Revisiting the code mentioned in my comment from yesterday:

notation_lookup = LinkedData::Models::Class.where(
  notation: RDF::Literal.new(params[:cls], :datatype => RDF::XSD.string))
  .in(submission).first

This lookup fails because it requires the presence of the xsd:string datatype.

Ignazio added code to the OWL API that allows a user of the API to force the presence of xsd:string on literals. See this comment: https://github.com/owlcs/owlapi/issues/1063#issuecomment-1249911355. One possible solution to test would be to modify this project to use the new format parameter:

format.setParameter("force xsd:string on literals", Boolean.TRUE);

Another possible solution would be to remove the xsd:string datatype parameter from the notation_to_class_uri method in the ontologies_api project. It's not immediately clear to me if that would have any other adverse effects.

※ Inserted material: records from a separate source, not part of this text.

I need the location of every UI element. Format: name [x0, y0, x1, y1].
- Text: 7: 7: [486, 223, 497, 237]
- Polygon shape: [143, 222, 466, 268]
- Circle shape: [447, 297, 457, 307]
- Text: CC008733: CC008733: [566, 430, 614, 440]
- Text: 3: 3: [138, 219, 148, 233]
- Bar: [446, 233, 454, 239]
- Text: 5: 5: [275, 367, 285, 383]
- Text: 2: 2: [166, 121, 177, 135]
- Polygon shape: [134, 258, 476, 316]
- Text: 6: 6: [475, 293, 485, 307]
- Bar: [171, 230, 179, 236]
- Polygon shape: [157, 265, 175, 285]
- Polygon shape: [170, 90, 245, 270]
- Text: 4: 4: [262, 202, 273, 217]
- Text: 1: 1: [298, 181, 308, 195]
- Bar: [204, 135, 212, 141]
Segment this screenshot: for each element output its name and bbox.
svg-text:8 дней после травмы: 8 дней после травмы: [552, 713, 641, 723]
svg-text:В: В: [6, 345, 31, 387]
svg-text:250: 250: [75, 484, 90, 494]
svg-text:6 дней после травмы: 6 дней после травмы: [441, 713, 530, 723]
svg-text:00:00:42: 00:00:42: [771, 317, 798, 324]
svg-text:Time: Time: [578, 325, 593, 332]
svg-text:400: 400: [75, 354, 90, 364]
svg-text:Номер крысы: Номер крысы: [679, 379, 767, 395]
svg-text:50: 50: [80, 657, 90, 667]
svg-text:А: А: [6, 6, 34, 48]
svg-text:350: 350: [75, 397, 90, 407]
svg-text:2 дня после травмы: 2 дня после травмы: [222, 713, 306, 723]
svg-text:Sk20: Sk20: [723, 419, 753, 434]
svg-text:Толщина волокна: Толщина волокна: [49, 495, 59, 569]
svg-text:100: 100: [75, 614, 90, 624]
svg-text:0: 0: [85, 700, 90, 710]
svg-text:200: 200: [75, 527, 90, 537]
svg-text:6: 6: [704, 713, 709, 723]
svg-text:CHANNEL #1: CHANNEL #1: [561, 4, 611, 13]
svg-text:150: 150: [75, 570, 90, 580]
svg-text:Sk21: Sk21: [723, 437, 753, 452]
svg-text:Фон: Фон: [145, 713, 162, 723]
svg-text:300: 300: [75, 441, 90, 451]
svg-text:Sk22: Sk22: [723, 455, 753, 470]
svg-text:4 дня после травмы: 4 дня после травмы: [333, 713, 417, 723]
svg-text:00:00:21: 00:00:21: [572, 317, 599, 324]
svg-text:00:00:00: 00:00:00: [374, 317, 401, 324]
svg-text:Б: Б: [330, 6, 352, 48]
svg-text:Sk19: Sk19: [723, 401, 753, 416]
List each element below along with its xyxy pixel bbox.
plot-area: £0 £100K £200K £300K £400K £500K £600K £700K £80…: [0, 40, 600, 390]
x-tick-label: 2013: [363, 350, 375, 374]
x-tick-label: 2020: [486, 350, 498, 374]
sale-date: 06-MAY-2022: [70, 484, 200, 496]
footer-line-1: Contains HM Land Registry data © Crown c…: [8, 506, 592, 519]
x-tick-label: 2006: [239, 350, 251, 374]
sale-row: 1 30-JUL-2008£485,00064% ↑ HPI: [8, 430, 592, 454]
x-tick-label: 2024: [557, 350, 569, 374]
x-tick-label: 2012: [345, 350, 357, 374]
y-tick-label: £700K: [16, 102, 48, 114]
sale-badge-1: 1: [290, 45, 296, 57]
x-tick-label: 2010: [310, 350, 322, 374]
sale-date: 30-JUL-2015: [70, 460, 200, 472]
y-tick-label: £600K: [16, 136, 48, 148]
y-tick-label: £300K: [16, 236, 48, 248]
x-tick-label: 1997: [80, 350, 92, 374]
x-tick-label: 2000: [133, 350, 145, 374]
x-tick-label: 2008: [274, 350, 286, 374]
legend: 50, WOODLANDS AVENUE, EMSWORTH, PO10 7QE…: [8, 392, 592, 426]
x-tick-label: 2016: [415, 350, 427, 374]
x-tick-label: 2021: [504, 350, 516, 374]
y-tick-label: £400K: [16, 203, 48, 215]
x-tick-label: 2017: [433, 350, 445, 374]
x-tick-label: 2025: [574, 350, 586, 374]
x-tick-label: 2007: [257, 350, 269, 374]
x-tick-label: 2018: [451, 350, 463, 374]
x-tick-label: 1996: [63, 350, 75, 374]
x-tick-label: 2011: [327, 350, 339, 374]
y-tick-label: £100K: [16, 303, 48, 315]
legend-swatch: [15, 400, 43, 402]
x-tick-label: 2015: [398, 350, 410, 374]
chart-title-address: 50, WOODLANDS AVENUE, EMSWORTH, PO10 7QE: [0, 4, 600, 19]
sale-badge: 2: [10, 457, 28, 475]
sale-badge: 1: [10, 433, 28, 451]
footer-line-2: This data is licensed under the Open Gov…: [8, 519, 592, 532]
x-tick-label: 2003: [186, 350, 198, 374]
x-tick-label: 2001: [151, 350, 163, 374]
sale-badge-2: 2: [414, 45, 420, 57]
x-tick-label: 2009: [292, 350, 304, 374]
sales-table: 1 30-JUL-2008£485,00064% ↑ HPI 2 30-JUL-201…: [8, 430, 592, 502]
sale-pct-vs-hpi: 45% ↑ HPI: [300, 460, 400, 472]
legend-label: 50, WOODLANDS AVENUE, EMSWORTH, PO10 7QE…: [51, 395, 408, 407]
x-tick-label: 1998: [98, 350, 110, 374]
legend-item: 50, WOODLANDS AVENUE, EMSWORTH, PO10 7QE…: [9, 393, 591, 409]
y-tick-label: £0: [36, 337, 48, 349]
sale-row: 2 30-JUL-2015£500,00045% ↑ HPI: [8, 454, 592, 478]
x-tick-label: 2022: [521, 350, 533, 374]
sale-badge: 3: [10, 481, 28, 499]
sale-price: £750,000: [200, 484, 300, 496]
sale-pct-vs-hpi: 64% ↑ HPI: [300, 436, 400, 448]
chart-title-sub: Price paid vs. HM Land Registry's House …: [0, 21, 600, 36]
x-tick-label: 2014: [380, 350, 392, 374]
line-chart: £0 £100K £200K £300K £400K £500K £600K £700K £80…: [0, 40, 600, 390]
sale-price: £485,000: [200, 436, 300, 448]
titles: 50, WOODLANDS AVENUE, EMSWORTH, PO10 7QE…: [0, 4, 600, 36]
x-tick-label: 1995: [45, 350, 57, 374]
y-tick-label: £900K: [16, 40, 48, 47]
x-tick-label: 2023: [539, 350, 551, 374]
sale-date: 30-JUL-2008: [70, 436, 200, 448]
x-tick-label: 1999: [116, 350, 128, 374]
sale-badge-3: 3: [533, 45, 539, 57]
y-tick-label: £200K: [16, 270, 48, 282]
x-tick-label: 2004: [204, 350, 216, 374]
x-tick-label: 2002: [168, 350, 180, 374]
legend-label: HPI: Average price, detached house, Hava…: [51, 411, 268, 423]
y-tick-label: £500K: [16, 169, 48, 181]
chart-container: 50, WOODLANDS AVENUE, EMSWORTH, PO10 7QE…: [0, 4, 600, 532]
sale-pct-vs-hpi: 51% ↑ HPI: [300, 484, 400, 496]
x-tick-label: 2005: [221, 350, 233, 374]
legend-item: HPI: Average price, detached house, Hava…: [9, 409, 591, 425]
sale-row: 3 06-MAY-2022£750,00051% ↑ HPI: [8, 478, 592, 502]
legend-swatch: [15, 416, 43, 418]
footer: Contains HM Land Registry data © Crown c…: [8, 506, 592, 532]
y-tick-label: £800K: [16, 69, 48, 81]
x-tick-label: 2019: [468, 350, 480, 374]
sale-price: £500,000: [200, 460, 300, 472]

jvendetti commented 1 year ago

I tested a modification to the code in the notation_to_class_uri method in my local dev environment where I removed the datatype parameter for creation of a new RDF::Literal object:

notation_lookup = LinkedData::Models::Class.where(notation: RDF::Literal.new(params[:cls])).in(submission).first

I ran the full unit test suite for ontologies_api, and this change doesn't break any other unit tests. I think this might be the better solution because it would allow us to have smaller output files when we serialize ontologies to RDF/XML.